Более того, кратко изложенные выше теории явно несостоятельны в целом. Они, быть может, объясняют тот факт, что первобытные люди берут названия животных для своих кланов, но никоим образом не разъясняют значимость самого именования, то есть тотемической системы. Наибольшего внимания из этой группы теорий заслуживает гипотеза Э. Лэнга (1903 и 1905), который тоже отталкивается от тотемного именования, однако вводит в рассмотрение два любопытных психологических фактора – тем самым, возможно, притязая на окончательное разрешение загадки тотемизма.
Эндрю Лэнг полагает, что безразлично, каким образом кланы получили названия животных. Важно лишь учитывать, что в один прекрасный день они осознали, что носят такие имена, о происхождении которых не имелось ни малейшего понятия. Если коротко, происхождение этих имен забылось. Далее они попытались различными способами найти объяснение и принялись строить догадки, а при господствующем среди них убеждении в том, что имена имеют особое значение, они по необходимости должны были прийти к идеям, которые содержатся в тотемической системе. Для первобытных народов, как и для современных дикарей и даже для наших детей (см. выше обсуждение табу), имя есть не что-то безразличное и условное, как кажется нам; нет, это что-то крайне значительное и существенное. Имя человека образует важнейшую составную часть личности – быть может, часть души. Одинаковое имя с животным должно было побудить первобытного человека к мысли о существовании таинственной и весомой связи между личностью и конкретной породой животных. Какой другой могла быть эта связь, как не кровным родством? Едва сходство имен привело к такому выводу, то по прямому следствию из кровного табу появились все тотемные предписания, включая экзогамию. «Именно три перечисленных явления – групповое животное имя неизвестного происхождения, вера в высшую связь между всеми носителями имени, будь то люди или животные, и вера в кровные суеверия – способствовали возникновению всех тотемических верований и практик, включая сюда и экзогамию» (Лэнг, 1905).
Объяснение Лэнга распадается на две части. Первая прослеживает тотемическую систему до психологической необходимости и опирается на факт наличия у тотемов звериных имен (но предполагает, что происхождение именования забыто). Вторая же часть объяснения пытается выяснить происхождение указанных имен, и мы увидим, что она принципиально отличается от первой.
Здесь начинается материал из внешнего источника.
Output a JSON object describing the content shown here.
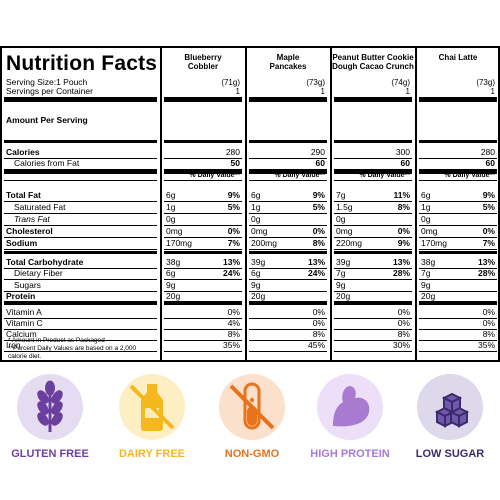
{
  "panel": {
    "title": "Nutrition Facts",
    "serving_size": "Serving Size:1 Pouch",
    "servings_per_container": "Servings per Container",
    "amount_per_serving": "Amount Per Serving",
    "footnote1": "* Amount in Product as Packaged",
    "footnote2a": "**Percent Daily Values are based on a 2,000",
    "footnote2b": "calorie diet."
  },
  "flavors": [
    {
      "name_line1": "Blueberry",
      "name_line2": "Cobbler",
      "serving_g": "(71g)",
      "servings": "1",
      "calories": "280",
      "cal_fat": "50",
      "total_fat": "6g",
      "total_fat_pct": "9%",
      "sat_fat": "1g",
      "sat_fat_pct": "5%",
      "trans_fat": "0g",
      "chol": "0mg",
      "chol_pct": "0%",
      "sodium": "170mg",
      "sodium_pct": "7%",
      "carb": "38g",
      "carb_pct": "13%",
      "fiber": "6g",
      "fiber_pct": "24%",
      "sugars": "9g",
      "protein": "20g",
      "vit_a": "0%",
      "vit_c": "4%",
      "calcium": "8%",
      "iron": "35%"
    },
    {
      "name_line1": "Maple",
      "name_line2": "Pancakes",
      "serving_g": "(73g)",
      "servings": "1",
      "calories": "290",
      "cal_fat": "60",
      "total_fat": "6g",
      "total_fat_pct": "9%",
      "sat_fat": "1g",
      "sat_fat_pct": "5%",
      "trans_fat": "0g",
      "chol": "0mg",
      "chol_pct": "0%",
      "sodium": "200mg",
      "sodium_pct": "8%",
      "carb": "39g",
      "carb_pct": "13%",
      "fiber": "6g",
      "fiber_pct": "24%",
      "sugars": "9g",
      "protein": "20g",
      "vit_a": "0%",
      "vit_c": "0%",
      "calcium": "8%",
      "iron": "45%"
    },
    {
      "name_line1": "Peanut Butter Cookie",
      "name_line2": "Dough Cacao Crunch",
      "serving_g": "(74g)",
      "servings": "1",
      "calories": "300",
      "cal_fat": "60",
      "total_fat": "7g",
      "total_fat_pct": "11%",
      "sat_fat": "1.5g",
      "sat_fat_pct": "8%",
      "trans_fat": "0g",
      "chol": "0mg",
      "chol_pct": "0%",
      "sodium": "220mg",
      "sodium_pct": "9%",
      "carb": "39g",
      "carb_pct": "13%",
      "fiber": "7g",
      "fiber_pct": "28%",
      "sugars": "9g",
      "protein": "20g",
      "vit_a": "0%",
      "vit_c": "0%",
      "calcium": "8%",
      "iron": "30%"
    },
    {
      "name_line1": "Chai Latte",
      "name_line2": "",
      "serving_g": "(73g)",
      "servings": "1",
      "calories": "280",
      "cal_fat": "60",
      "total_fat": "6g",
      "total_fat_pct": "9%",
      "sat_fat": "1g",
      "sat_fat_pct": "5%",
      "trans_fat": "0g",
      "chol": "0mg",
      "chol_pct": "0%",
      "sodium": "170mg",
      "sodium_pct": "7%",
      "carb": "38g",
      "carb_pct": "13%",
      "fiber": "7g",
      "fiber_pct": "28%",
      "sugars": "9g",
      "protein": "20g",
      "vit_a": "0%",
      "vit_c": "0%",
      "calcium": "8%",
      "iron": "35%"
    }
  ],
  "rows": {
    "calories": "Calories",
    "cal_fat": "Calories from Fat",
    "dv_header": "% Daily Value**",
    "total_fat": "Total Fat",
    "sat_fat": "Saturated Fat",
    "trans_fat": "Trans Fat",
    "chol": "Cholesterol",
    "sodium": "Sodium",
    "carb": "Total Carbohydrate",
    "fiber": "Dietary Fiber",
    "sugars": "Sugars",
    "protein": "Protein",
    "vit_a": "Vitamin A",
    "vit_c": "Vitamin C",
    "calcium": "Calcium",
    "iron": "Iron"
  },
  "badges": [
    {
      "label": "GLUTEN FREE",
      "color": "#6b3fa0",
      "icon": "wheat-icon"
    },
    {
      "label": "DAIRY FREE",
      "color": "#f5b81c",
      "icon": "milk-bottle-icon"
    },
    {
      "label": "NON-GMO",
      "color": "#e8731a",
      "icon": "test-tube-icon"
    },
    {
      "label": "HIGH PROTEIN",
      "color": "#a87ad0",
      "icon": "flexed-arm-icon"
    },
    {
      "label": "LOW SUGAR",
      "color": "#3c2a6e",
      "icon": "sugar-cubes-icon"
    }
  ]
}
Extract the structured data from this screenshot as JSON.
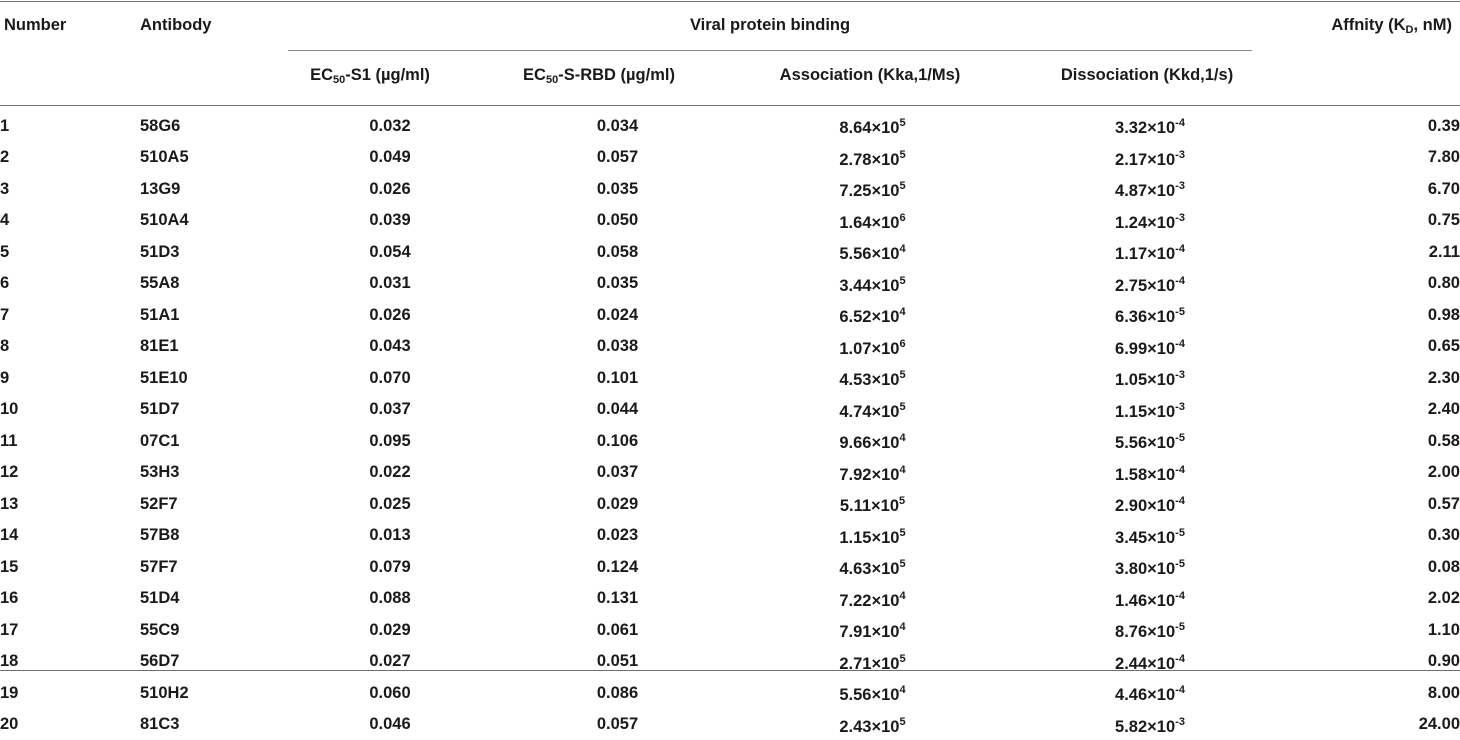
{
  "table": {
    "headers": {
      "number": "Number",
      "antibody": "Antibody",
      "group": "Viral protein binding",
      "affinity_prefix": "Affnity (K",
      "affinity_sub": "D",
      "affinity_suffix": ", nM)",
      "ec50_s1_prefix": "EC",
      "ec50_s1_sub": "50",
      "ec50_s1_suffix": "-S1 (µg/ml)",
      "ec50_rbd_prefix": "EC",
      "ec50_rbd_sub": "50",
      "ec50_rbd_suffix": "-S-RBD (µg/ml)",
      "association": "Association (Kka,1/Ms)",
      "dissociation": "Dissociation (Kkd,1/s)"
    },
    "rows": [
      {
        "number": "1",
        "antibody": "58G6",
        "ec50_s1": "0.032",
        "ec50_rbd": "0.034",
        "assoc_mant": "8.64×10",
        "assoc_exp": "5",
        "dissoc_mant": "3.32×10",
        "dissoc_exp": "-4",
        "kd": "0.39"
      },
      {
        "number": "2",
        "antibody": "510A5",
        "ec50_s1": "0.049",
        "ec50_rbd": "0.057",
        "assoc_mant": "2.78×10",
        "assoc_exp": "5",
        "dissoc_mant": "2.17×10",
        "dissoc_exp": "-3",
        "kd": "7.80"
      },
      {
        "number": "3",
        "antibody": "13G9",
        "ec50_s1": "0.026",
        "ec50_rbd": "0.035",
        "assoc_mant": "7.25×10",
        "assoc_exp": "5",
        "dissoc_mant": "4.87×10",
        "dissoc_exp": "-3",
        "kd": "6.70"
      },
      {
        "number": "4",
        "antibody": "510A4",
        "ec50_s1": "0.039",
        "ec50_rbd": "0.050",
        "assoc_mant": "1.64×10",
        "assoc_exp": "6",
        "dissoc_mant": "1.24×10",
        "dissoc_exp": "-3",
        "kd": "0.75"
      },
      {
        "number": "5",
        "antibody": "51D3",
        "ec50_s1": "0.054",
        "ec50_rbd": "0.058",
        "assoc_mant": "5.56×10",
        "assoc_exp": "4",
        "dissoc_mant": "1.17×10",
        "dissoc_exp": "-4",
        "kd": "2.11"
      },
      {
        "number": "6",
        "antibody": "55A8",
        "ec50_s1": "0.031",
        "ec50_rbd": "0.035",
        "assoc_mant": "3.44×10",
        "assoc_exp": "5",
        "dissoc_mant": "2.75×10",
        "dissoc_exp": "-4",
        "kd": "0.80"
      },
      {
        "number": "7",
        "antibody": "51A1",
        "ec50_s1": "0.026",
        "ec50_rbd": "0.024",
        "assoc_mant": "6.52×10",
        "assoc_exp": "4",
        "dissoc_mant": "6.36×10",
        "dissoc_exp": "-5",
        "kd": "0.98"
      },
      {
        "number": "8",
        "antibody": "81E1",
        "ec50_s1": "0.043",
        "ec50_rbd": "0.038",
        "assoc_mant": "1.07×10",
        "assoc_exp": "6",
        "dissoc_mant": "6.99×10",
        "dissoc_exp": "-4",
        "kd": "0.65"
      },
      {
        "number": "9",
        "antibody": "51E10",
        "ec50_s1": "0.070",
        "ec50_rbd": "0.101",
        "assoc_mant": "4.53×10",
        "assoc_exp": "5",
        "dissoc_mant": "1.05×10",
        "dissoc_exp": "-3",
        "kd": "2.30"
      },
      {
        "number": "10",
        "antibody": "51D7",
        "ec50_s1": "0.037",
        "ec50_rbd": "0.044",
        "assoc_mant": "4.74×10",
        "assoc_exp": "5",
        "dissoc_mant": "1.15×10",
        "dissoc_exp": "-3",
        "kd": "2.40"
      },
      {
        "number": "11",
        "antibody": "07C1",
        "ec50_s1": "0.095",
        "ec50_rbd": "0.106",
        "assoc_mant": "9.66×10",
        "assoc_exp": "4",
        "dissoc_mant": "5.56×10",
        "dissoc_exp": "-5",
        "kd": "0.58"
      },
      {
        "number": "12",
        "antibody": "53H3",
        "ec50_s1": "0.022",
        "ec50_rbd": "0.037",
        "assoc_mant": "7.92×10",
        "assoc_exp": "4",
        "dissoc_mant": "1.58×10",
        "dissoc_exp": "-4",
        "kd": "2.00"
      },
      {
        "number": "13",
        "antibody": "52F7",
        "ec50_s1": "0.025",
        "ec50_rbd": "0.029",
        "assoc_mant": "5.11×10",
        "assoc_exp": "5",
        "dissoc_mant": "2.90×10",
        "dissoc_exp": "-4",
        "kd": "0.57"
      },
      {
        "number": "14",
        "antibody": "57B8",
        "ec50_s1": "0.013",
        "ec50_rbd": "0.023",
        "assoc_mant": "1.15×10",
        "assoc_exp": "5",
        "dissoc_mant": "3.45×10",
        "dissoc_exp": "-5",
        "kd": "0.30"
      },
      {
        "number": "15",
        "antibody": "57F7",
        "ec50_s1": "0.079",
        "ec50_rbd": "0.124",
        "assoc_mant": "4.63×10",
        "assoc_exp": "5",
        "dissoc_mant": "3.80×10",
        "dissoc_exp": "-5",
        "kd": "0.08"
      },
      {
        "number": "16",
        "antibody": "51D4",
        "ec50_s1": "0.088",
        "ec50_rbd": "0.131",
        "assoc_mant": "7.22×10",
        "assoc_exp": "4",
        "dissoc_mant": "1.46×10",
        "dissoc_exp": "-4",
        "kd": "2.02"
      },
      {
        "number": "17",
        "antibody": "55C9",
        "ec50_s1": "0.029",
        "ec50_rbd": "0.061",
        "assoc_mant": "7.91×10",
        "assoc_exp": "4",
        "dissoc_mant": "8.76×10",
        "dissoc_exp": "-5",
        "kd": "1.10"
      },
      {
        "number": "18",
        "antibody": "56D7",
        "ec50_s1": "0.027",
        "ec50_rbd": "0.051",
        "assoc_mant": "2.71×10",
        "assoc_exp": "5",
        "dissoc_mant": "2.44×10",
        "dissoc_exp": "-4",
        "kd": "0.90"
      },
      {
        "number": "19",
        "antibody": "510H2",
        "ec50_s1": "0.060",
        "ec50_rbd": "0.086",
        "assoc_mant": "5.56×10",
        "assoc_exp": "4",
        "dissoc_mant": "4.46×10",
        "dissoc_exp": "-4",
        "kd": "8.00"
      },
      {
        "number": "20",
        "antibody": "81C3",
        "ec50_s1": "0.046",
        "ec50_rbd": "0.057",
        "assoc_mant": "2.43×10",
        "assoc_exp": "5",
        "dissoc_mant": "5.82×10",
        "dissoc_exp": "-3",
        "kd": "24.00"
      }
    ]
  }
}
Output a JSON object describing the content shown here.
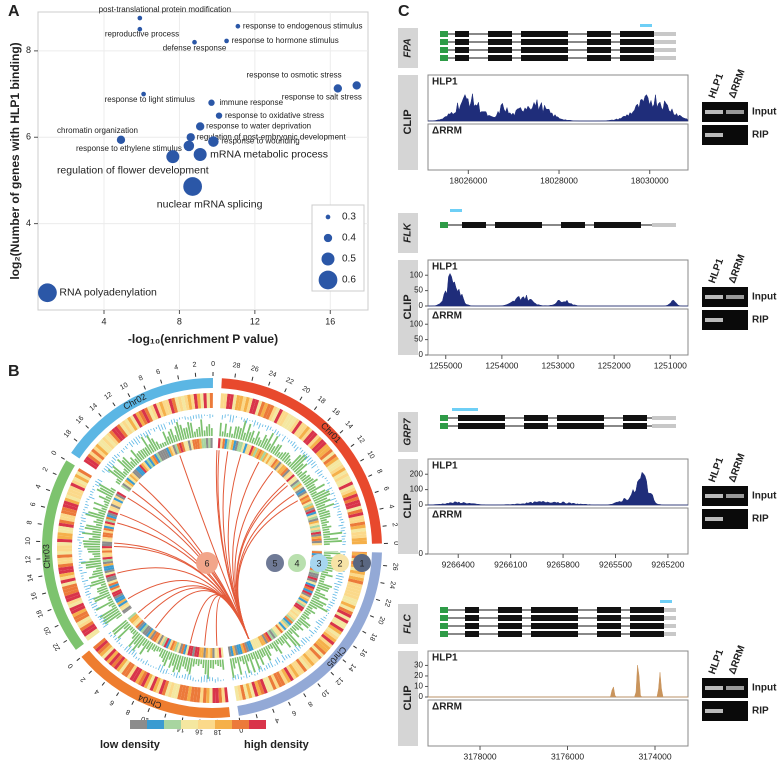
{
  "panel_labels": [
    "A",
    "B",
    "C"
  ],
  "chart_data": {
    "type": "scatter",
    "xlabel": "-log₁₀(enrichment P value)",
    "ylabel": "log₂(Number of genes with HLP1 binding)",
    "xlim": [
      0.5,
      18
    ],
    "ylim": [
      2,
      8.9
    ],
    "xticks": [
      4,
      8,
      12,
      16
    ],
    "yticks": [
      4,
      6,
      8
    ],
    "grid": true,
    "color": "#2b57a7",
    "labels": [
      "post-translational protein modification",
      "reproductive process",
      "response to endogenous stimulus",
      "response to hormone stimulus",
      "defense response",
      "response to osmotic stress",
      "response to salt stress",
      "response to light stimulus",
      "immune response",
      "response to oxidative stress",
      "response to water deprivation",
      "regulation of post-embryonic development",
      "chromatin organization",
      "response to ethylene stimulus",
      "response to wounding",
      "mRNA metabolic process",
      "regulation of flower development",
      "nuclear mRNA splicing",
      "RNA polyadenylation"
    ],
    "x": [
      5.9,
      5.9,
      11.1,
      10.5,
      8.8,
      17.4,
      16.4,
      6.1,
      9.7,
      10.1,
      9.1,
      8.6,
      4.9,
      8.5,
      9.8,
      9.1,
      7.65,
      8.7,
      1.0
    ],
    "y": [
      8.76,
      8.5,
      8.57,
      8.23,
      8.2,
      7.2,
      7.13,
      7.0,
      6.8,
      6.5,
      6.25,
      6.0,
      5.94,
      5.8,
      5.9,
      5.6,
      5.55,
      4.86,
      2.4
    ],
    "sizes": [
      0.3,
      0.3,
      0.3,
      0.3,
      0.3,
      0.4,
      0.4,
      0.3,
      0.35,
      0.35,
      0.4,
      0.4,
      0.4,
      0.45,
      0.45,
      0.5,
      0.5,
      0.6,
      0.6
    ],
    "size_legend": [
      0.3,
      0.4,
      0.5,
      0.6
    ]
  },
  "panel_b": {
    "chromosomes": [
      {
        "name": "Chr01",
        "color": "#e8492d",
        "ticks": [
          0,
          2,
          4,
          6,
          8,
          10,
          12,
          14,
          16,
          18,
          20,
          22,
          24,
          26,
          28
        ]
      },
      {
        "name": "Chr02",
        "color": "#5bb6e4",
        "ticks": [
          0,
          2,
          4,
          6,
          8,
          10,
          12,
          14,
          16,
          18
        ]
      },
      {
        "name": "Chr03",
        "color": "#7dc36e",
        "ticks": [
          0,
          2,
          4,
          6,
          8,
          10,
          12,
          14,
          16,
          18,
          20,
          22
        ]
      },
      {
        "name": "Chr04",
        "color": "#ee7d2f",
        "ticks": [
          0,
          2,
          4,
          6,
          8,
          10,
          12,
          14,
          16,
          18
        ]
      },
      {
        "name": "Chr05",
        "color": "#93a9d6",
        "ticks": [
          0,
          2,
          4,
          6,
          8,
          10,
          12,
          14,
          16,
          18,
          20,
          22,
          24,
          26
        ]
      }
    ],
    "rings": [
      "1",
      "2",
      "3",
      "4",
      "5",
      "6"
    ],
    "legend": {
      "low": "low density",
      "high": "high density"
    }
  },
  "panel_c": {
    "clip": "CLIP",
    "gel_lanes": [
      "HLP1",
      "ΔRRM"
    ],
    "gel_rows": [
      "Input",
      "RIP"
    ],
    "genes": [
      {
        "name": "FPA",
        "xlim": [
          18025111,
          18030844
        ],
        "xticks": [
          18026000,
          18028000,
          18030000
        ],
        "tracks": [
          {
            "name": "HLP1",
            "ylim": [
              0,
              100
            ],
            "yticks": []
          },
          {
            "name": "ΔRRM",
            "ylim": [
              0,
              100
            ],
            "yticks": []
          }
        ]
      },
      {
        "name": "FLK",
        "xlim": [
          1255316,
          1250684
        ],
        "xticks": [
          1255000,
          1254000,
          1253000,
          1252000,
          1251000
        ],
        "tracks": [
          {
            "name": "HLP1",
            "ylim": [
              0,
              130
            ],
            "yticks": [
              0,
              50,
              100
            ]
          },
          {
            "name": "ΔRRM",
            "ylim": [
              0,
              130
            ],
            "yticks": [
              0,
              50,
              100
            ]
          }
        ]
      },
      {
        "name": "GRP7",
        "xlim": [
          9266573,
          9265085
        ],
        "xticks": [
          9266400,
          9266100,
          9265800,
          9265500,
          9265200
        ],
        "tracks": [
          {
            "name": "HLP1",
            "ylim": [
              0,
              260
            ],
            "yticks": [
              0,
              100,
              200
            ]
          },
          {
            "name": "ΔRRM",
            "ylim": [
              0,
              260
            ],
            "yticks": [
              0
            ]
          }
        ]
      },
      {
        "name": "FLC",
        "xlim": [
          3179189,
          3173246
        ],
        "xticks": [
          3178000,
          3176000,
          3174000
        ],
        "tracks": [
          {
            "name": "HLP1",
            "ylim": [
              0,
              38
            ],
            "yticks": [
              0,
              10,
              20,
              30
            ]
          },
          {
            "name": "ΔRRM",
            "ylim": [
              0,
              38
            ],
            "yticks": []
          }
        ]
      }
    ]
  }
}
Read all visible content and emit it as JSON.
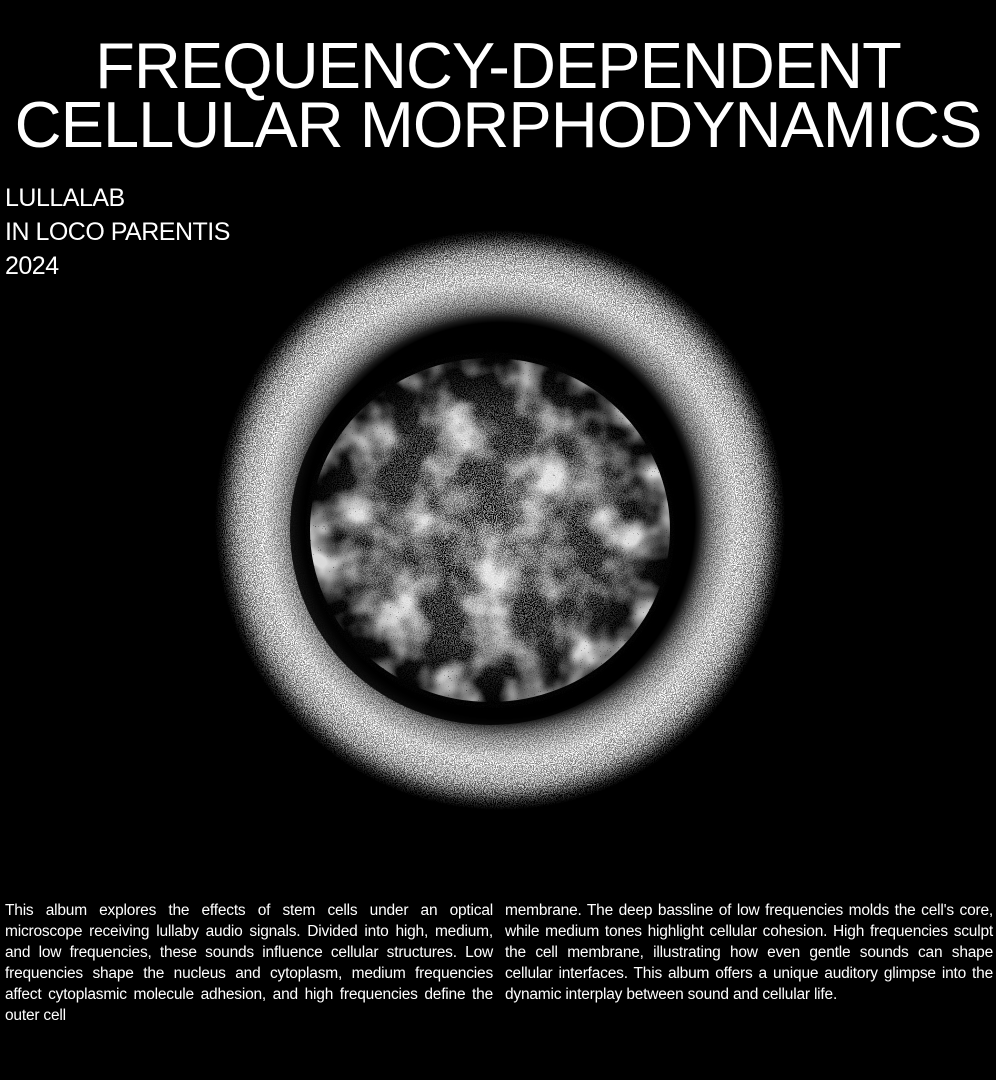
{
  "title": {
    "line1": "FREQUENCY-DEPENDENT",
    "line2": "CELLULAR MORPHODYNAMICS"
  },
  "meta": {
    "artist": "LULLALAB",
    "album": "IN LOCO PARENTIS",
    "year": "2024"
  },
  "description": {
    "column1": "This album explores the effects of stem cells under an optical microscope receiving lullaby audio signals. Divided into high, medium, and low frequencies, these sounds influence cellular structures. Low frequencies shape the nucleus and cytoplasm, medium frequencies affect cytoplasmic molecule adhesion, and high frequencies define the outer cell",
    "column2": "membrane. The deep bassline of low frequencies molds the cell's core, while medium tones highlight cellular cohesion. High frequencies sculpt the cell membrane, illustrating how even gentle sounds can shape cellular interfaces. This album offers a unique auditory glimpse into the dynamic interplay between sound and cellular life."
  },
  "colors": {
    "background": "#000000",
    "foreground": "#ffffff"
  }
}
При этом вторая часть теории Лэнга мало в чем расходится с прочими теориями, названными мною «номиналистическими». Практическая потребность в различении побудила отдельные кланы брать имена или соглашаться с теми именами, которые давали каждому клану другие. Подобное «именование извне» составляет особенность рассуждений Лэнга. Факт заимствования имен у животных не требует подробного разъяснения, и нет повода считать, будто возникшие таким образом обозначения могли казаться первобытным народам уничижительными или бранными. Вдобавок Лэнг приводит целый ряд примеров того, как в более поздние эпохи имена и прозвища, первоначально унизительные, охотно принимались теми, кому они давались (гёзы, виги и тори)[208]. Предположение, что возникновение этих имен было со временем забыто, связывает вторую часть теории Лэнга с изложенными ранее соображениями.
Рейнак, с успехом выявивший остатки тотемической системы в культе и нравах позднейших периодов, но с самого начала придававший мало значения фактору происхождения от тотема, смело заявляет, что тотемизм видится ему всего-навсего гипертрофированным социальным инстинктом (
Другие ученые пытались более точно обосновать причастность социальных влечений и инстинктов к образованию тотемических институтов. Так, Хэддон[209] (1903[210]) предполагает, что первоначально каждый первобытный клан питался какой-то конкретной породой животных или растений, может быть, торговал этой снедью – и обменивался с соседними кланами. В итоге должно было случиться, что клан становился известным другим по названию животного, игравшего для него столь важную роль. Одновременно у этого клана возникала особая близость с данным животным, наряду с особым интересом к нему, основанным на одном-единственном психическом мотиве, на самой элементарной и насущной человеческой потребности – на утолении чувства голода.